Деньги были небольшие, но Евдокию это не останавливало: «Не дома же на печи валяться мне!» — всегда отвечала она сочувствующим прохожим. Зимой варежки и носки красивые тёплые узорные из шерсти вязала и на рынок местный возила продавать. Шерсть ей по дружбе бесплатно соседка Маруся Тарасова (она же — Тарасиха) давала. Она кроме козы ещё держала пару овец. Люди рукодельные товары у Кирилихи покупали, а случалось и целый день просто так ничего не продав на морозе стояла. Уставшая Евдокия быстро вечером засыпала.

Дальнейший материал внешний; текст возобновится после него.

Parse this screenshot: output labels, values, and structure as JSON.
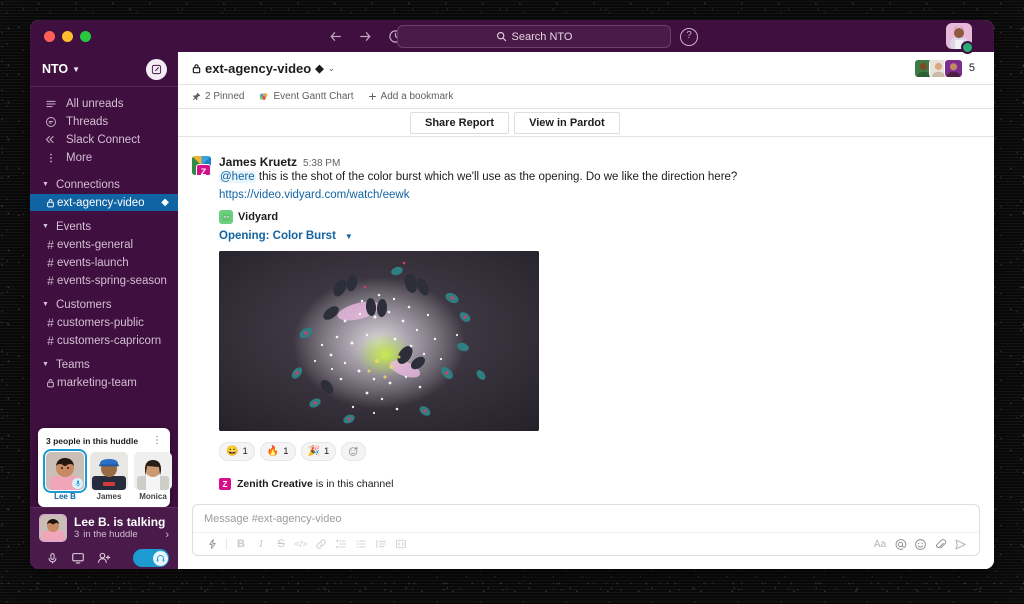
{
  "window": {
    "traffic_lights": [
      "close",
      "minimize",
      "maximize"
    ]
  },
  "topbar": {
    "back_icon": "arrow-left-icon",
    "forward_icon": "arrow-right-icon",
    "history_icon": "clock-icon",
    "search_placeholder": "Search NTO",
    "search_icon": "search-icon",
    "help_label": "?",
    "help_icon": "help-icon"
  },
  "sidebar": {
    "workspace_name": "NTO",
    "compose_icon": "compose-icon",
    "nav": [
      {
        "label": "All unreads",
        "icon": "unreads-icon"
      },
      {
        "label": "Threads",
        "icon": "threads-icon"
      },
      {
        "label": "Slack Connect",
        "icon": "slack-connect-icon"
      },
      {
        "label": "More",
        "icon": "more-icon"
      }
    ],
    "sections": [
      {
        "title": "Connections",
        "channels": [
          {
            "name": "ext-agency-video",
            "type": "private",
            "active": true,
            "badge": "external"
          }
        ]
      },
      {
        "title": "Events",
        "channels": [
          {
            "name": "events-general",
            "type": "public",
            "active": false
          },
          {
            "name": "events-launch",
            "type": "public",
            "active": false
          },
          {
            "name": "events-spring-season",
            "type": "public",
            "active": false
          }
        ]
      },
      {
        "title": "Customers",
        "channels": [
          {
            "name": "customers-public",
            "type": "public",
            "active": false
          },
          {
            "name": "customers-capricorn",
            "type": "public",
            "active": false
          }
        ]
      },
      {
        "title": "Teams",
        "channels": [
          {
            "name": "marketing-team",
            "type": "private",
            "active": false
          }
        ]
      }
    ]
  },
  "huddle_card": {
    "title": "3 people in this huddle",
    "kebab_icon": "kebab-menu-icon",
    "people": [
      {
        "name": "Lee B",
        "speaking": true
      },
      {
        "name": "James",
        "speaking": false
      },
      {
        "name": "Monica",
        "speaking": false
      }
    ]
  },
  "huddle_bar": {
    "talking_text": "Lee B. is talking",
    "count": "3",
    "sub_text": "in the huddle",
    "chevron_icon": "chevron-right-icon",
    "controls": [
      {
        "icon": "microphone-icon",
        "name": "mic-toggle"
      },
      {
        "icon": "screen-share-icon",
        "name": "screen-share"
      },
      {
        "icon": "invite-person-icon",
        "name": "invite-people"
      }
    ],
    "toggle_on": true,
    "toggle_icon": "headphones-icon"
  },
  "channel": {
    "name": "ext-agency-video",
    "lock_icon": "lock-icon",
    "external_icon": "external-connection-icon",
    "chevron_icon": "chevron-down-icon",
    "member_count": "5"
  },
  "bookmarks": [
    {
      "label": "2 Pinned",
      "icon": "pin-icon"
    },
    {
      "label": "Event Gantt Chart",
      "icon": "salesforce-icon"
    },
    {
      "label": "Add a bookmark",
      "icon": "plus-icon"
    }
  ],
  "action_buttons": [
    {
      "label": "Share Report"
    },
    {
      "label": "View in Pardot"
    }
  ],
  "message": {
    "author": "James Kruetz",
    "timestamp": "5:38 PM",
    "mention": "@here",
    "text": " this is the shot of the color burst which we'll use as the opening. Do we like the direction here?",
    "link": "https://video.vidyard.com/watch/eewk",
    "app_name": "Vidyard",
    "app_icon": "vidyard-icon",
    "video_title": "Opening: Color Burst",
    "video_caret_icon": "caret-down-icon",
    "thumbnail_alt": "color burst particle explosion"
  },
  "reactions": [
    {
      "emoji": "😀",
      "name": "grinning-face",
      "count": "1"
    },
    {
      "emoji": "🔥",
      "name": "fire",
      "count": "1"
    },
    {
      "emoji": "🎉",
      "name": "party-popper",
      "count": "1"
    },
    {
      "emoji": "☺",
      "name": "add-reaction",
      "count": ""
    }
  ],
  "join_notice": {
    "name": "Zenith Creative",
    "text": " is in this channel",
    "icon_letter": "Z"
  },
  "composer": {
    "placeholder": "Message #ext-agency-video",
    "tools_left": [
      {
        "icon": "lightning-bolt-icon",
        "name": "shortcuts"
      },
      {
        "icon": "bold-icon",
        "name": "bold",
        "label": "B"
      },
      {
        "icon": "italic-icon",
        "name": "italic",
        "label": "I"
      },
      {
        "icon": "strikethrough-icon",
        "name": "strikethrough",
        "label": "S"
      },
      {
        "icon": "code-icon",
        "name": "code",
        "label": "</>"
      },
      {
        "icon": "link-icon",
        "name": "link"
      },
      {
        "icon": "ordered-list-icon",
        "name": "ordered-list"
      },
      {
        "icon": "bulleted-list-icon",
        "name": "bulleted-list"
      },
      {
        "icon": "blockquote-icon",
        "name": "blockquote"
      },
      {
        "icon": "code-block-icon",
        "name": "code-block"
      }
    ],
    "tools_right": [
      {
        "icon": "format-icon",
        "name": "formatting",
        "label": "Aa"
      },
      {
        "icon": "mention-icon",
        "name": "mention",
        "label": "@"
      },
      {
        "icon": "emoji-icon",
        "name": "emoji"
      },
      {
        "icon": "attachment-icon",
        "name": "attach-file"
      },
      {
        "icon": "send-icon",
        "name": "send-message"
      }
    ]
  },
  "colors": {
    "sidebar_bg": "#3f0f3f",
    "active_channel": "#1164a3",
    "link": "#1264a3",
    "accent_toggle": "#1d9bd1",
    "badge_magenta": "#d5108a"
  }
}
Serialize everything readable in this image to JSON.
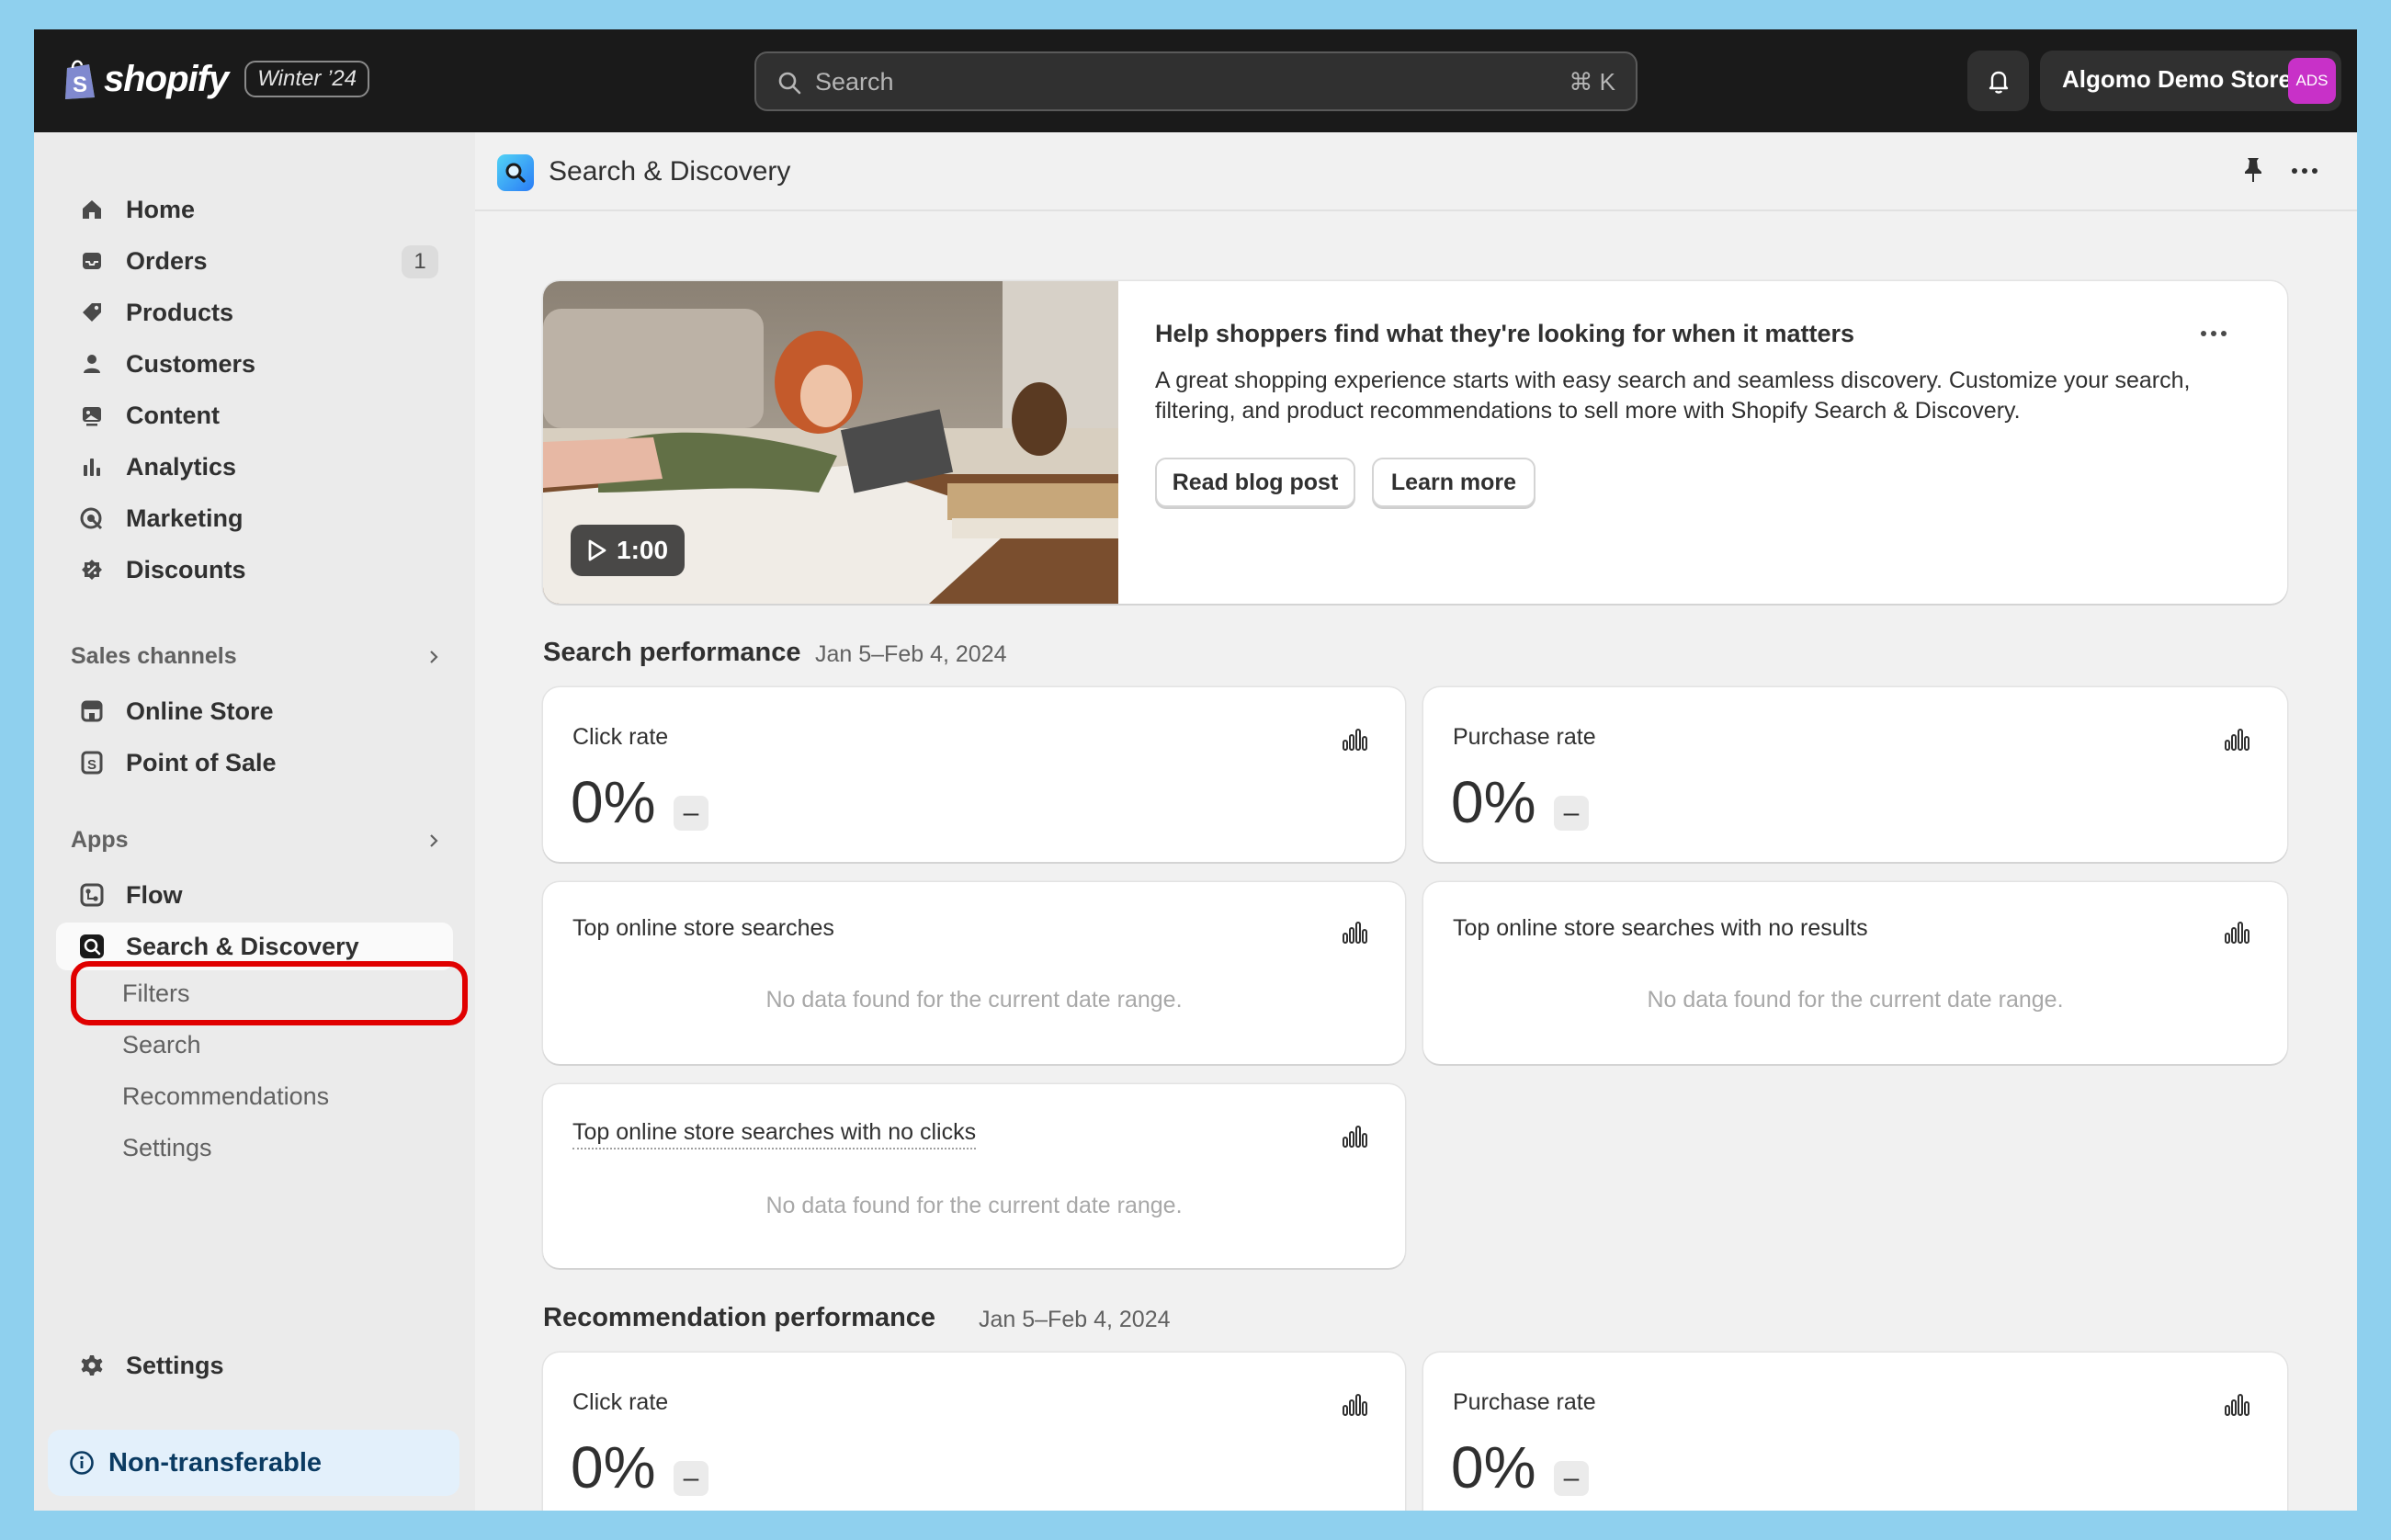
{
  "topbar": {
    "logo_text": "shopify",
    "edition_badge": "Winter ’24",
    "search_placeholder": "Search",
    "search_shortcut": "⌘ K",
    "store_name": "Algomo Demo Store",
    "store_avatar": "ADS",
    "avatar_color": "#c831c8"
  },
  "sidebar": {
    "main_items": [
      {
        "label": "Home",
        "icon": "home-icon"
      },
      {
        "label": "Orders",
        "icon": "inbox-icon",
        "badge": "1"
      },
      {
        "label": "Products",
        "icon": "tag-icon"
      },
      {
        "label": "Customers",
        "icon": "person-icon"
      },
      {
        "label": "Content",
        "icon": "image-icon"
      },
      {
        "label": "Analytics",
        "icon": "bar-chart-icon"
      },
      {
        "label": "Marketing",
        "icon": "target-icon"
      },
      {
        "label": "Discounts",
        "icon": "discount-icon"
      }
    ],
    "sales_channels": {
      "heading": "Sales channels",
      "items": [
        {
          "label": "Online Store",
          "icon": "store-icon"
        },
        {
          "label": "Point of Sale",
          "icon": "pos-icon"
        }
      ]
    },
    "apps": {
      "heading": "Apps",
      "items": [
        {
          "label": "Flow",
          "icon": "flow-icon"
        },
        {
          "label": "Search & Discovery",
          "icon": "search-discovery-icon"
        }
      ],
      "sub_items": [
        "Filters",
        "Search",
        "Recommendations",
        "Settings"
      ]
    },
    "settings_label": "Settings",
    "nontransferable_label": "Non-transferable",
    "highlight_color": "#e00000"
  },
  "header": {
    "title": "Search & Discovery"
  },
  "banner": {
    "video_duration": "1:00",
    "title": "Help shoppers find what they're looking for when it matters",
    "body": "A great shopping experience starts with easy search and seamless discovery. Customize your search, filtering, and product recommendations to sell more with Shopify Search & Discovery.",
    "buttons": [
      "Read blog post",
      "Learn more"
    ]
  },
  "search_performance": {
    "title": "Search performance",
    "date_range": "Jan 5–Feb 4, 2024",
    "metrics": [
      {
        "label": "Click rate",
        "value": "0%",
        "change": "–"
      },
      {
        "label": "Purchase rate",
        "value": "0%",
        "change": "–"
      }
    ],
    "lists": [
      {
        "label": "Top online store searches",
        "empty": "No data found for the current date range."
      },
      {
        "label": "Top online store searches with no results",
        "empty": "No data found for the current date range."
      },
      {
        "label": "Top online store searches with no clicks",
        "empty": "No data found for the current date range."
      }
    ]
  },
  "recommendation_performance": {
    "title": "Recommendation performance",
    "date_range": "Jan 5–Feb 4, 2024",
    "metrics": [
      {
        "label": "Click rate",
        "value": "0%",
        "change": "–"
      },
      {
        "label": "Purchase rate",
        "value": "0%",
        "change": "–"
      }
    ]
  }
}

Проснувшись Кирилиха не сообразила сразу, что происходит: кто-то сильным ударом в грудь толкнул её на кровать и стал грубо заламывать руки. Свет фонарика бил прямо в лицо, из-за этого она ничего не могла видеть. Хотела закричать, но не успела, кто-то закрыл ей рот ладонью. От страха она сильно зажмурилась и думает: «Всё, убивать меня пришли». Пока один надел на голову Евдокии плотный тканевый мешок и засовывал ей в рот какую-то тряпку, второй связал ей канатной верёвкой руки и ноги. Кирилиха мысленно готовилась к смерти и читала про себя в голове «отче наш».
Потом обидчики отошли от неё и стали что-то искать в доме. То, что их было двое, Кирилиха поняла по шарканью их шагов. Она лежала и не издавала ни звука, в глубине души все же затеплилась надежда, что её оставят в живых. «Они видимо деньги ищут. А что если сейчас найдут? А потом что? Может быть уйдут, не тронут меня больше? Если бы хотели убить, то сразу бы меня придушили» — рассуждала в мыслях она. И в самом деле, видеть она не могла из-за тканевого мешка на голове, но отчетливо услышала, как они швыряли на пол тряпье, которым она накрывала сундук, а затем и брязнул о пол только что сломанный замок сундука и зашелестел полиэтиленовый пакет. Она этот шелест хорошо знает, т. к. частенько доставала этот пакет и пересчитывала отложенные и сэкономленные от пенсии деньги на чёрный день.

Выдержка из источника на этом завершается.